Mit der Corona-Pandemie fand die AGENDA 21-Kino-Reihe des Herrschinger Agenda21-AK Eine Welt ihr vorläufiuges Ende.
Die bis 2020 im Herrschinger Agenda-21-Kino gezeigten Filme finden Sie mit den Einführungstexten im Archiv

Im Gautinger Kino Breitwand findet jeden dritten Mittwoch im Monat das Agenda-21-Kino unter Regie von Christiane Lüst, Öko & Fair, weiterhin statt:

  • 20. Mai 2026, 19.30 Uhr: Das Gewicht der Welt
    Wissenschaft soll sachlich sein: Fakten statt Gefühle. Aber eine neue Generation Naturwissenschaftler:innen erlebt, wie ihre Forschung durch den Klimawandel aus den Fugen gerät. Statt die Wunder der Natur zu entdecken, sind Maria, Doktorin der Glaziologie, Sebastian, Professor für Physikalische Chemie, und Nana, Molekularbiologin, Chronisten einer untergehenden Welt. Aber niemand hört auf sie. Was tun? Statt sich frustriert in den Elfenbeinturm ihrer Forschung zurückzuziehen, verlassen Maria, Sebastian und Nana das Labor und werden zu Aktivist:innen, denn sie tragen auf ihren Schultern das Gewicht der Welt.
    DAS GEWICHT DER WELT ist mehr als ein Klimadokumentarfilm – es ist ein zutiefst menschliches Porträt dreier Naturwissenschaftler:innen, die erkennen, dass ihre Forschung alleine nicht mehr ausreicht. In Zeiten zunehmender Klimakatastrophen, politischer Lähmung und gesellschaftlicher Spaltung bietet der Film einen emotionalen Zugang zu einer der zentralen Fragen unserer Zeit: Was bedeutet es, Verantwortung zu übernehmen?

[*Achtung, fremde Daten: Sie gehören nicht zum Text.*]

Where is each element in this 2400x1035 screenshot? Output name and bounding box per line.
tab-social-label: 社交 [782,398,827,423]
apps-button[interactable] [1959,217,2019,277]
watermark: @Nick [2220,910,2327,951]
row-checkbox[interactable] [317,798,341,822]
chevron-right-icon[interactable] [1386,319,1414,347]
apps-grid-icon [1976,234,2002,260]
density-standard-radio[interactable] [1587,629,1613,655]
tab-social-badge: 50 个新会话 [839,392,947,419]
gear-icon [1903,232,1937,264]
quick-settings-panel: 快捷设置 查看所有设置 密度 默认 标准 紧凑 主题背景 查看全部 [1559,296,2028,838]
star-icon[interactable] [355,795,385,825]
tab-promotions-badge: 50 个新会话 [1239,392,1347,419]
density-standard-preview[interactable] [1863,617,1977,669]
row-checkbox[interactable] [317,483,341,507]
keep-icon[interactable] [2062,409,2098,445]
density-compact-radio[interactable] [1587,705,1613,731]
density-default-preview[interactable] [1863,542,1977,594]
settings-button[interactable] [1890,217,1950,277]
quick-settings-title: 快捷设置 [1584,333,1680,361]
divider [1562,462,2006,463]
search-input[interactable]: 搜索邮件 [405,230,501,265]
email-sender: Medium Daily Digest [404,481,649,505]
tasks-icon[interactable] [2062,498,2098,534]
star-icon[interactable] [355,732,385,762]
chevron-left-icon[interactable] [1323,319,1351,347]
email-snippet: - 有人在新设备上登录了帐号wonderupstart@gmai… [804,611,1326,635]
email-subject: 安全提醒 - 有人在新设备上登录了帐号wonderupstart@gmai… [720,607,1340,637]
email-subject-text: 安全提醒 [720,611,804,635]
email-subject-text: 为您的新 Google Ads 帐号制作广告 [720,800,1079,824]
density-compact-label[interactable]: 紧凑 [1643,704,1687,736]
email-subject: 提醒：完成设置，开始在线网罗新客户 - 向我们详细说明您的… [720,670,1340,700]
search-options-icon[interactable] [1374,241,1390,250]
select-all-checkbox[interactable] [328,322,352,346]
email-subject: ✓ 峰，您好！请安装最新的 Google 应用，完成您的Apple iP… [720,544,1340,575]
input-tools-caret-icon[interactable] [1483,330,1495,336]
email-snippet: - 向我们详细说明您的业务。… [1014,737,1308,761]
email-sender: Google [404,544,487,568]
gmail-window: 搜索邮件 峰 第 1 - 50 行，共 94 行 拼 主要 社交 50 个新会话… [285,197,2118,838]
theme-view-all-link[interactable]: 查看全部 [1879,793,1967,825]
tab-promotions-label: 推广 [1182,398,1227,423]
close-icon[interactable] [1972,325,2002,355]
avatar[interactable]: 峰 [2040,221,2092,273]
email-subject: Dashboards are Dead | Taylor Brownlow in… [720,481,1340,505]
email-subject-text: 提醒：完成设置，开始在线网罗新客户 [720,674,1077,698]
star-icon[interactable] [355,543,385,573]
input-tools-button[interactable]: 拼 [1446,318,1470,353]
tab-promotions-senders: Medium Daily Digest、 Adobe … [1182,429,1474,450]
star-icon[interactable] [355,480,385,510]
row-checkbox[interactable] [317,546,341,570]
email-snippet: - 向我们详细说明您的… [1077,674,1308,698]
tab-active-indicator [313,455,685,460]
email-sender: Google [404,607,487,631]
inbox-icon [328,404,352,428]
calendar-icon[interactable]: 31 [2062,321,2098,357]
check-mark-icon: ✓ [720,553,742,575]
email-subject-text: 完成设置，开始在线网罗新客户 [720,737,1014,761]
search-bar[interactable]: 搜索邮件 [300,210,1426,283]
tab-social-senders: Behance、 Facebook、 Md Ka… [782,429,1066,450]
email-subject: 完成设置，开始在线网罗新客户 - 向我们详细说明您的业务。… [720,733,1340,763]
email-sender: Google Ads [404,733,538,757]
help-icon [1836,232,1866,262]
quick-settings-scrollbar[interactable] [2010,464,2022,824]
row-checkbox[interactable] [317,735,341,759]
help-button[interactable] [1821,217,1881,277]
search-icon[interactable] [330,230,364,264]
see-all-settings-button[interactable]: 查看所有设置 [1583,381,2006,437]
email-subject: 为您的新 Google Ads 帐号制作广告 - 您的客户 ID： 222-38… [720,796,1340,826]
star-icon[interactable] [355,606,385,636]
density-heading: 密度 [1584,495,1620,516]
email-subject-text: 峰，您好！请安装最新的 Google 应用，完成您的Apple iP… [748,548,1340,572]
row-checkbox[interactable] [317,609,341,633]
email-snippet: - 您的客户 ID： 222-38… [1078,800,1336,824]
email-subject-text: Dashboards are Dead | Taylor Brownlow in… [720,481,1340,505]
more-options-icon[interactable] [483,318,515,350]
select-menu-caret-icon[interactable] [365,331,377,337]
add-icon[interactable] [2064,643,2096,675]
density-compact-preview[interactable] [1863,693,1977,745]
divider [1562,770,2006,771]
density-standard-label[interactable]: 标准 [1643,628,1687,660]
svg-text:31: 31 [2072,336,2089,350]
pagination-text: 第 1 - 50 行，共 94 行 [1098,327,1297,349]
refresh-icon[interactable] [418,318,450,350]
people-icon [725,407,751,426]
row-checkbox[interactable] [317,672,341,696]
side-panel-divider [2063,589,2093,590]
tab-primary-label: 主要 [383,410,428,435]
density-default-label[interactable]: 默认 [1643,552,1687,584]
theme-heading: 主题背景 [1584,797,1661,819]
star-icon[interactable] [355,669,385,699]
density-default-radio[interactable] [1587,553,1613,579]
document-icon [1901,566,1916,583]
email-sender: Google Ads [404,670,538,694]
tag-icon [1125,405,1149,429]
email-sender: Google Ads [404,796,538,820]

  • 17. Juni 2026, 19.30 Uhr: Ich verstehe Ihren Unmut
    Heike (59) arbeitet als Objektleiterin in der Gebäudereinigung und vermittelt täglich zwischen Kund*innen, Unternehmensleitung und Reinigungskräften. Nachdem sie versucht hat, eine Arbeitskraft eines wichtigen Subunternehmers abzuwerben, droht dieser, seine Unterstützung einzustellen, sofern er nicht mehr Stunden und Umsatz erhält. Heike gerät zunehmend in einen Konflikt zwischen ihrer Verantwortung gegenüber den eigenen Mitarbeitenden und den Bedingungen des Niedriglohnsektors.
  • 15. Juli 2026, 19.30 Uhr: Nawi: Dear Future Me
    Nawi (Michelle Lemuya Ikeny) lebt im ländlichen Kenia, wo große Träume oft schnell enden. Sie hat eine klare Vision für ihre Zukunft, doch die bittere wirtschaftliche Not ihrer Familie zwingt sie in eine düstere Realität: Sie soll zwangsverheiratet werden. Gefangen zwischen den jahrhundertealten Traditionen ihres Stammes und ihrem unbändigen Drang nach Freiheit, sucht Nawi verzweifelt nach einem Weg. Sie kämpft nicht nur um ihr eigenes Schicksal, sondern darum, das Leben vieler Mädchen in ihrer Gemeinschaft zu verändern.
    NAWI – DEAR FUTURE ME basiert auf wahren Ereignissen, auf der preisgekrönten Geschichte eines landesweiten Schreibwettbewerbs der kenianischen Teenager-Beraterin Milcah Cherotich. Der Film wurde als offizieller kenianischer Oscar-Beitrag 2025 ausgewählt, gewann einen African Academy Award für die Hauptdarstellerin Michelle Lemuya sowie 25 internationale Auszeichnungen, darunter Raindance, das Beijing International Film Festival und das LA Pan African Film Festival.